Alla fine la maggioranza Ursula è salva, la vittoria dei Popolari è netta, Ursula von der Leyen è più vicina al suo bis alla Commissione Ue. Tutto deciso dunque? In effetti, le elezioni europee registrano l'ondata sovranista ma non determinano il sovvertimento degli equilibri nelle istituzioni comunitari. Almeno in questa prima fase a caldo. L'estrema destra ha travolto Emmanuel Macron in Francia e in Germania ha umiliato Olaf Scholz e il suo Spd. I risultati del voto in Italia consolidano anche quelle destre considerata a Bruxelles meno estremiste. Eppure il terremoto sovranista alla fine a livello Ue non c'è stato.

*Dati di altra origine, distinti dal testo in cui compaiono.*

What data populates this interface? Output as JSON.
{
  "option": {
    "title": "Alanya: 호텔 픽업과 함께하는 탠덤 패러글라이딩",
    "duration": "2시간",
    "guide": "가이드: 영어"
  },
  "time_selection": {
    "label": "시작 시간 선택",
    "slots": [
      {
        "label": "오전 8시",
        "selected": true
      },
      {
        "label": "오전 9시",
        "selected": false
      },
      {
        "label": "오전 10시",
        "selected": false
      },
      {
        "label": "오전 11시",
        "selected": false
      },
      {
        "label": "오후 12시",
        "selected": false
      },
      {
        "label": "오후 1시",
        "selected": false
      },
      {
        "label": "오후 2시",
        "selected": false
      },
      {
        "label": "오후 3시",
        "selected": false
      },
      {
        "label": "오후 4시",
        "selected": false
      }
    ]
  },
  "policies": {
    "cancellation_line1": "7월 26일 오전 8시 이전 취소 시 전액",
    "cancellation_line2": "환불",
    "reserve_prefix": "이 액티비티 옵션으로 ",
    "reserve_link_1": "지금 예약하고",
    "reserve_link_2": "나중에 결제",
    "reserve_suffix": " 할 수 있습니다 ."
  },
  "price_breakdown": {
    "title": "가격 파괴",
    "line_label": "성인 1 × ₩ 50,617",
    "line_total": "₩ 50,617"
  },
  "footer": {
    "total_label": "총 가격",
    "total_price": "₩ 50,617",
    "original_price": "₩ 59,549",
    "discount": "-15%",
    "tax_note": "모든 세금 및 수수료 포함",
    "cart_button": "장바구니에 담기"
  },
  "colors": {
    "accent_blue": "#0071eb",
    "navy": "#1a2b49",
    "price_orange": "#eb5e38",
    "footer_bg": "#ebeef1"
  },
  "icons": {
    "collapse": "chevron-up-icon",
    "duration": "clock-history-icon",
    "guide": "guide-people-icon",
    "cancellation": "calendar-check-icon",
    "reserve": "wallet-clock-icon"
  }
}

La maggioranza composta da Ppe, Socialisti e Renew, si attesta attorno ai 400 seggi, con un margine piuttosto netto rispetto alla soglia minima di 360. Ma non sempre sufficiente al Pe. Un margine che sembra allontanare l'ipotesi di un dialogo con Giorgia Meloni. "Invitiamo i Socialisti e Renew ad un'alleanza pro-europea", è la mano tesa del leader del Ppe, Manfred Weber, e poi della stessa von der Leyen, convinta che si debba continuare con una piattaforma pro-Ue, pro-Ucraina e pro-Stato di diritto. Teoricamente i tre partiti filo-Ue possono fare a meno di qualsiasi supporto esterno. Il Ppe potrà contare su 185 seggi, S&d su 137, i Liberali (che hanno perso ventidue eurodeputati) su 79. Il gruppo dei Conservatori e Riformisti è avanzato di poco (da 68 a 72) a causa delle cattive performance di Vox in Spagna e del PiS in Polonia. Il gruppo Identità e Democrazia (passato da 59 a 58 seggi, ma nel conteggio ora sono esclusi i 17 membri di Afd) ha risentito della caduta della Lega rispetto al 2019. Dall'altra parte dell'emiciclo, la Sinistra ha retto il colpo passando da 37 a 36 seggi.
La vera novità è il grande fronte dei non iscritti da 98 seggi, che dà vita ad un insieme estremamente eterogeneo, che certamente non resterà nel limbo di chi non appartiene a nessun gruppo. Tanto per fare alcuni esempi, gli orbaniani di Fidesz bussano alla porta di Ecr, i tedeschi di AfD potrebbe tornare in Id, l'opposizione ungherese si avvia ad entrare nel Ppe assieme al partito degli agricoltori olandesi. In questo quadro il Ppe, pressato da Scholz e Macron, non può più giustificare alcun dialogo con la destra, a cominciare da quella guidata da Giorgia Meloni. Manfred Weber, in merito ad un eventuale dialogo con Ecr, non si è sbilanciato ma ha chiarito due punti: qualsiasi ipotesi di alleanza partirà da Ppe, S&D e Renew.
Allo stesso tempo, ha avvertito che l'esito delle elezioni dovrà essere rispettato nella distribuzione dei top jobs. In altre parole, i partiti filo-Ue dovranno concordare sulla scelta di von der Leyen e Roberta Metsola per la guida della Commissione e per quella (almeno per la prima metà della legislatura) dell'Eurocamera. I Socialisti, con il vice presidente Pedro Marques, hanno ammesso la sconfitta e hanno fatto una netta apertura alla Spitzenkandidat precisando tuttavia che "mai saranno in coalizione con l'ultradestra di Ecr e Id". Da giorni, invece, il Ppe tornando sui suoi passi ha riaperto un canale con i Verdi.
Affidarsi solo ai tre partiti dell'asse europeista, per von der Leyen, resta rischioso a causa dei franchi tiratori, che il 18 luglio prossimo potrebbero manifestarsi a Strasburgo in tutta la loro pericolosità: nel Ppe calcolano una quota del 15% di voti in meno nel segreto dell'urna. La sponda dei Verdi per blindarsi sarebbe decisiva ed eliminerebbe qualsiasi torsione a destra della maggioranza, consolidando al tempo stesso il sostegno all'Ucraina, pilastro di tutti i partiti filo-Ue.